Trágico foi o ano de 1665, em Ambuíla, terras de D. Isabel, fiel vassalo da Coroa portuguesa, por graça da gloriosa acção de Salvador Correia de Sá e Benevides...

JOÃO C. DE SOUSA
(provocador)
Ora, não fiqueis com essa cara Alteza!... Quem sabe um dia Vossa Alteza não regresse, em cortejo triunfal, para da Nazaré... a Santa, não é Padre?... vossa cabeça resgatar, e aos que vossas minas ambicionavam, castigar... Insondáveis são os desígnios do Altíssimo... não é Padre?...

PADRE
Pode Vossa majestade mofar... mas acaso tereis esquecido que a própria Virgem com o Menino ao colo, al lado do Lopes de sequeira, no campo de batalha se manifestou, mostrando a ofensa cometida?... (fazem-se ouvir, como que surgindo do nada, um coro de vozes acompanhado de lamentos.
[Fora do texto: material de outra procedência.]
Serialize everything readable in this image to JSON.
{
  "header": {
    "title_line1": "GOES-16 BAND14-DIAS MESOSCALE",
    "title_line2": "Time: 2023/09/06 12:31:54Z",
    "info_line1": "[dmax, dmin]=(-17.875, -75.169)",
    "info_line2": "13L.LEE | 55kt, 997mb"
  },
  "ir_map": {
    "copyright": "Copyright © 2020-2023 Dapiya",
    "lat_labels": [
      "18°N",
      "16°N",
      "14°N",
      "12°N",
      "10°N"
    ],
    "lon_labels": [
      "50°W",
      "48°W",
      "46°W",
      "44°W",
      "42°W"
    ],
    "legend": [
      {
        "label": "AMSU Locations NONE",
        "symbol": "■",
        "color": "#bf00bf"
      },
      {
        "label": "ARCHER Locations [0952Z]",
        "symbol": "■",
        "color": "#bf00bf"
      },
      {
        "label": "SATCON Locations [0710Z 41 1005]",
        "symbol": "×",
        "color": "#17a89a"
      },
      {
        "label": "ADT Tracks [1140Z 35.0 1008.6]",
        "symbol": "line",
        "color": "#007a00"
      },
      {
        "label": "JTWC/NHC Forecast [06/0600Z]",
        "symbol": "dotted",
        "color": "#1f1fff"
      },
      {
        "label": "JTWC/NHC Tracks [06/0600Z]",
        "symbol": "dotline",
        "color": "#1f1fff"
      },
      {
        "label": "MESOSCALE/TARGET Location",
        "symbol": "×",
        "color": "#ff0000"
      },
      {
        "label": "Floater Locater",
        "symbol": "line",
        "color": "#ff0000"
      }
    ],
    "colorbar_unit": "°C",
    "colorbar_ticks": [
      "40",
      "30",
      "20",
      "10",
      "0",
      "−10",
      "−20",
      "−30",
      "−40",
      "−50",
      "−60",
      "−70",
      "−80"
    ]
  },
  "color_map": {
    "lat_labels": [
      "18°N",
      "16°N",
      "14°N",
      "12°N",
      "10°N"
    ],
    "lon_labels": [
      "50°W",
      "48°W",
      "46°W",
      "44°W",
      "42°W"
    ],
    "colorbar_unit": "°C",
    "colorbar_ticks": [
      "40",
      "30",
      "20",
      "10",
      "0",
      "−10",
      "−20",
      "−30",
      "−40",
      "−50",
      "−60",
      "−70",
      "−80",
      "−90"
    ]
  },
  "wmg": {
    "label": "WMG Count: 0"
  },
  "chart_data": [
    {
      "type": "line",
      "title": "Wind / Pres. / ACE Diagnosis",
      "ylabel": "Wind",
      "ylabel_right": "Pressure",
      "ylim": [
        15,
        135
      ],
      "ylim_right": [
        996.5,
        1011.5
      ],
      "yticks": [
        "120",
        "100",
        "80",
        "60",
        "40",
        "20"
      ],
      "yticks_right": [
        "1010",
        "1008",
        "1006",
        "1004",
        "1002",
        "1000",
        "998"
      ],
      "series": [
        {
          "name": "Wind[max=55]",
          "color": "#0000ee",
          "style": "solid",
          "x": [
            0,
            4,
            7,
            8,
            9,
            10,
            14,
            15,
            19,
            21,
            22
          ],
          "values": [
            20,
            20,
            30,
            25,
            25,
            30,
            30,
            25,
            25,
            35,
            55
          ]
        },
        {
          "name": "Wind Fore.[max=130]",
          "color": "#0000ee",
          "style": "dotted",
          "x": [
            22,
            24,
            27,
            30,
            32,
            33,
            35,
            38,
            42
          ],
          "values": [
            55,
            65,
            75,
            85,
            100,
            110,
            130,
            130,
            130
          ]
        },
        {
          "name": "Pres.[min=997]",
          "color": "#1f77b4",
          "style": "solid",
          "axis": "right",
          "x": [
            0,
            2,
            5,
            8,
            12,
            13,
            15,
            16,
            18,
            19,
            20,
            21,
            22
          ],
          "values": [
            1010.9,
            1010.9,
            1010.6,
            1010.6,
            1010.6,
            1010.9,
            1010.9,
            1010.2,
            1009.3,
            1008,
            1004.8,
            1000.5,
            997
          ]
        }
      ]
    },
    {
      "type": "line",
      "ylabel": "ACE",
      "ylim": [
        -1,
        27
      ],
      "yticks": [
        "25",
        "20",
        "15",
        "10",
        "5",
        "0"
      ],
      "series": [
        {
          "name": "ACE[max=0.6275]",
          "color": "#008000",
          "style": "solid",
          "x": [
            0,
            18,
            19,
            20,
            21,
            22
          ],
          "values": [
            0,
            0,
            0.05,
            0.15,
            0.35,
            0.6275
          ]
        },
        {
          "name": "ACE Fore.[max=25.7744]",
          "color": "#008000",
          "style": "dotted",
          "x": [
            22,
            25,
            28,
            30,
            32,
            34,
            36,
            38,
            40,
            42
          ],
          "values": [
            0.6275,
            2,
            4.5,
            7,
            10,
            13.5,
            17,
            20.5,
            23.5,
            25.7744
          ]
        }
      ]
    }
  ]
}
O Padre e João Correia, inquietam-se).

VOZES
(fazendo-se ouvir no palco)
Terão os nossos avós resposta?...
Saberão eles a razão das nossas chagas?...
Serão eles a razão dos nossos males?...
Ajuda-nos ó Mãe! Ajuda-nos a banir os espíritos... que as nossas vidas atormentam!... (cessam as vozes, continuam os lamentos).

JOÃO C. DE SOUSA
(encolhendo-se)
Que prodígio é este ó Padre?... Vozes de Deus, ou vozes do Diabo?

PADRE
(encolhendo-se com João Correia)
Avisos meu filho, avisos do céu tal como em Ambuíla...

O DEGOLADO
(mantendo-se tranquilo)
Ambuíla é um lamento intemporal!... Confluências de vozes imemoriais... futura emanação de alianças e contradições...
Vozes transportadas pela mágica evocação dos segredos da terra... tentando desvendar segredos outros...

JOÃO C. DE SOUSA
(retomando o tom desdenhoso e irónico) Ora, não passamos de ilusória memória, incapazes de evacuar a vivência digerida... (cessam os lamentos).